Un simple geste devenu viral
En 2017, Nusret Gökçe, alias Salt Bae, poste une vidéo où il découpe une entrecôte et fait couler le sel le long de son avant-bras. La séquence devient virale. Des millions de vues, des célébrités comme Leonardo DiCaprio ou Cristiano Ronaldo qui se pressent à sa table, et une communauté d’abonnés qui grimpe jusqu’à 53 millions sur Instagram.
Le boucher turc, parti de rien, s’impose comme une figure pop mondiale. Son empire de restaurants Nusr-Et s’étend rapidement de Dubaï à New York, en passant par Londres et Miami. Le phénomène « foodtainment » est né : les clients ne viennent pas seulement manger, mais assister à un show.
Des prix extravagants et des critiques cuisantes
Le succès repose sur une promesse simple : manger un steak dans un lieu où l’on croise des stars et où le spectacle est assuré. Mais très vite, la facture devient indigestible. À Londres, une addition de plus de 37 000 livres fait scandale. À New York, un burger doré facturé 100 dollars choque autant qu’il amuse.
Les critiques gastronomiques sont sans pitié.

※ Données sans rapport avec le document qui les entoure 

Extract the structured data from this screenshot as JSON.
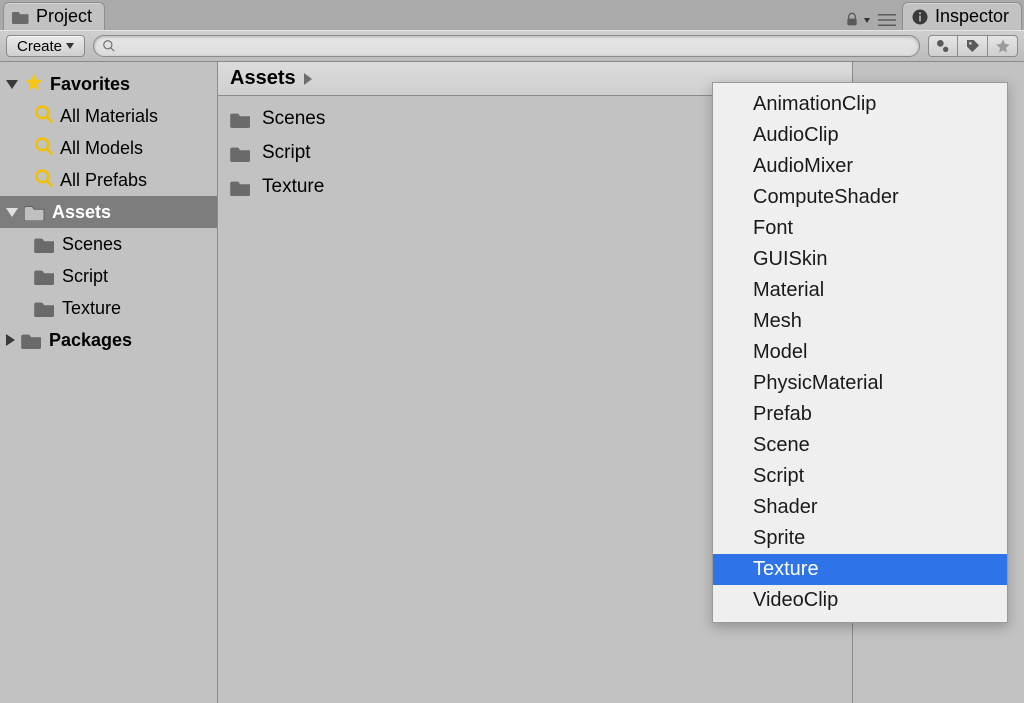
{
  "tabs": {
    "project": "Project",
    "inspector": "Inspector"
  },
  "toolbar": {
    "create": "Create",
    "search_placeholder": ""
  },
  "sidebar": {
    "favorites_label": "Favorites",
    "favorites": [
      "All Materials",
      "All Models",
      "All Prefabs"
    ],
    "assets_label": "Assets",
    "assets": [
      "Scenes",
      "Script",
      "Texture"
    ],
    "packages_label": "Packages"
  },
  "breadcrumb": "Assets",
  "content_folders": [
    "Scenes",
    "Script",
    "Texture"
  ],
  "dropdown": {
    "items": [
      "AnimationClip",
      "AudioClip",
      "AudioMixer",
      "ComputeShader",
      "Font",
      "GUISkin",
      "Material",
      "Mesh",
      "Model",
      "PhysicMaterial",
      "Prefab",
      "Scene",
      "Script",
      "Shader",
      "Sprite",
      "Texture",
      "VideoClip"
    ],
    "selected": "Texture"
  }
}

Le Gothamist surnomme son Salt Bae Burger le « pire restaurant de New York ». Un milkshake recouvert de paillettes d’or affiché à 99 dollars devient le symbole d’un luxe déconnecté. Le public finit par se lasser : les photos avec les stars ne suffisent plus à justifier des prix astronomiques.

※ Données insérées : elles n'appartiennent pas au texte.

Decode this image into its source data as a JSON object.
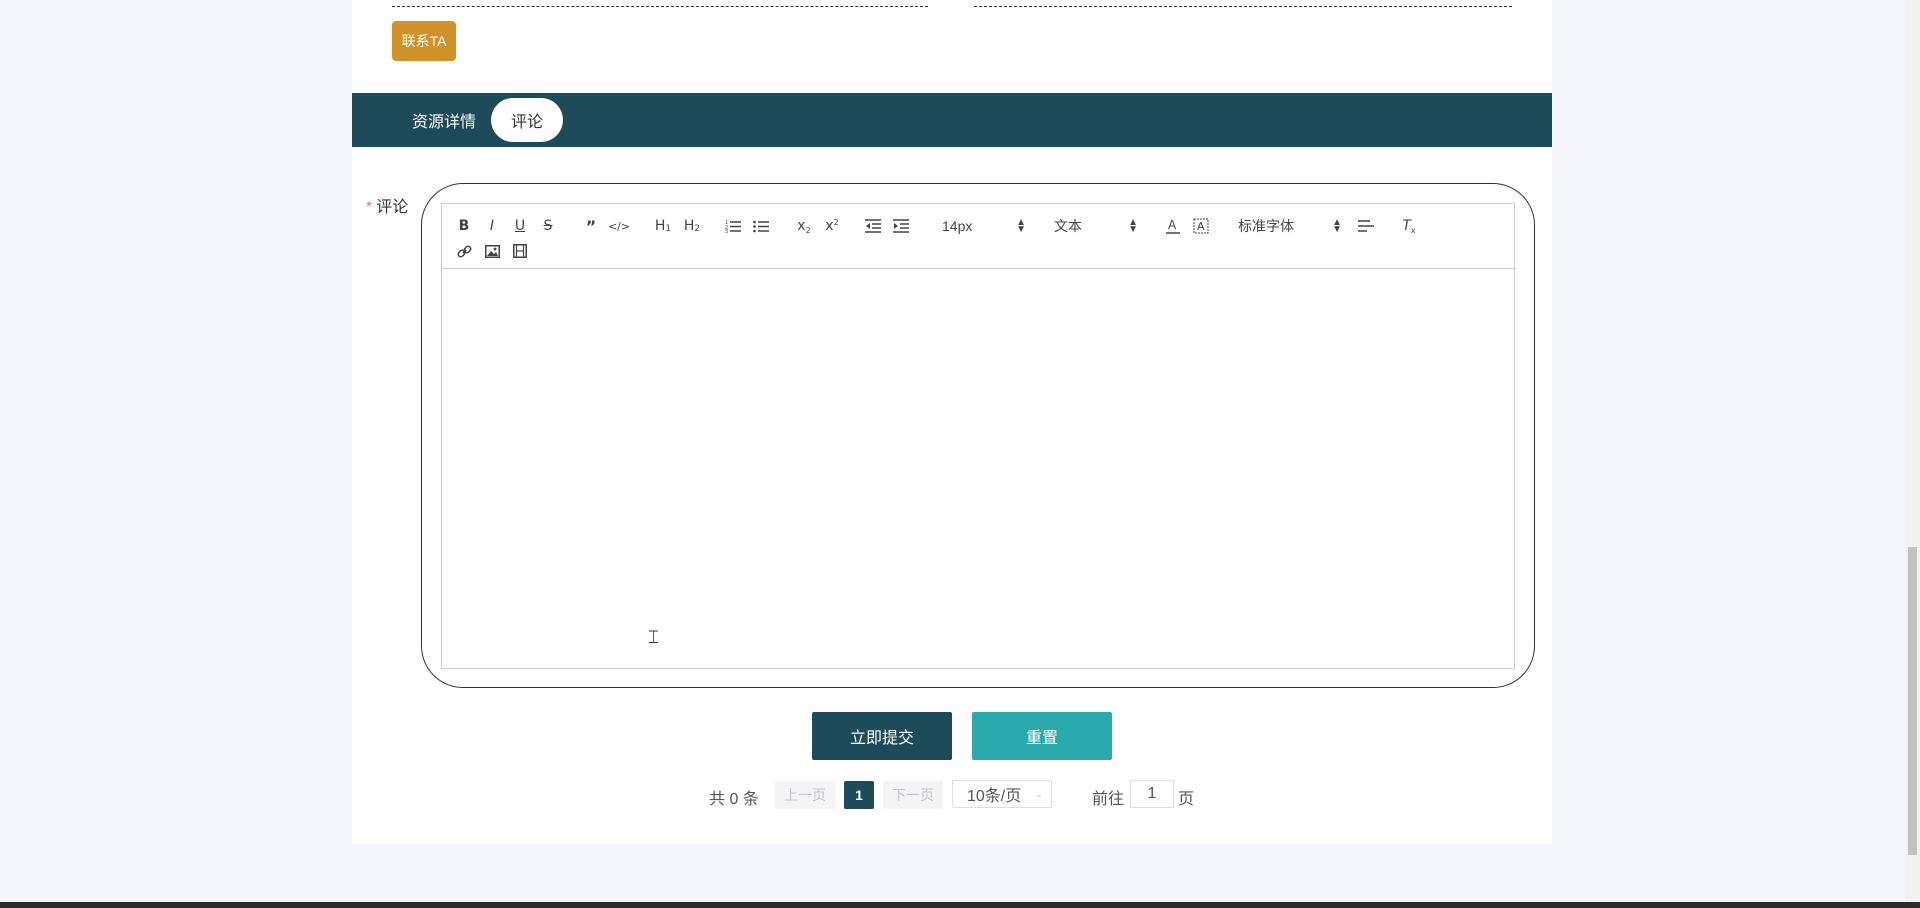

Des scandales qui ternissent l’image
À mesure que son business s’étend, les faux pas s’accumulent. En 2018, il choque en posant devant un portrait de Fidel Castro. La même année, une vidéo le montre accueillant le président vénézuélien Nicolás Maduro dans l’un de ses restaurants, alors que son peuple souffre de famine. Internet s’enflamme.

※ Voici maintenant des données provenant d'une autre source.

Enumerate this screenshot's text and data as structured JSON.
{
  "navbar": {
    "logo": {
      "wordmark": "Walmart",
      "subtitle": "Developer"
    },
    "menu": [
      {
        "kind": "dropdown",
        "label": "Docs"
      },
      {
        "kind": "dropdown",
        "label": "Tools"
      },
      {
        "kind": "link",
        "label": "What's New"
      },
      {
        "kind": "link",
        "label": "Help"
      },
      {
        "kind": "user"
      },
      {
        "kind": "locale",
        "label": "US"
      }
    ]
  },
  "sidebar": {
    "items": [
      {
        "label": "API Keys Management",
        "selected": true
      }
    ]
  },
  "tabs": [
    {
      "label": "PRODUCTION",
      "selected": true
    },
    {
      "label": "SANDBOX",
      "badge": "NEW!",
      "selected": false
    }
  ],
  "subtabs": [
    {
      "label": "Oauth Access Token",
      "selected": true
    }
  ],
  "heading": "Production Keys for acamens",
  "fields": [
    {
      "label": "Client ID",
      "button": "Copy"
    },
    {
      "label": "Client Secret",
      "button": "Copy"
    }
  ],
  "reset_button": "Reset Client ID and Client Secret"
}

Puis survient l’épisode de la Coupe du monde 2022 au Qatar. Après la finale, il force le passage sur la pelouse, agrippe Lionel Messi pour un selfie et touche le trophée, geste réservé aux champions du monde et officiels. Les images choquent, la FIFA réagit et sa réputation s’effondre encore un peu plus.
« Chercheur de publicité », « opportuniste », « intrus » : les réseaux sociaux ne lui pardonnent plus ses apparitions forcées.
Fermetures en série aux États-Unis
Son empire, jadis présenté comme inarrêtable, connaît aujourd’hui un net recul. Sur les sept restaurants ouverts aux États-Unis, seuls deux restent encore actifs en 2025. Boston, Dallas, Beverly Hills ou encore le Meatpacking District à New York ont fermé les uns après les autres.
Derrière ces fermetures se cachent des raisons multiples : une rentabilité fragile, une cuisine jugée banale, des prix excessifs et une image devenue négative. Le public ne vient plus, les critiques s’acharnent et les pertes s’accumulent.
Des plaintes d’employés et un management critiqué
Au-delà des fermetures, l’image interne est tout aussi sombre. Plusieurs anciens employés l’accusent de vol de pourboires, de discriminations et de management toxique. Aux États-Unis, au moins sept plaintes ont été déposées. Certaines se sont soldées par des accords financiers, mais les témoignages continuent d’émerger.
Un ancien employé compare même l’ambiance dans un restaurant de Mykonos à celle d’un « Hunger Games » culinaire, où chacun se battait pour survivre sous la pression d’un patron obsédé par son image.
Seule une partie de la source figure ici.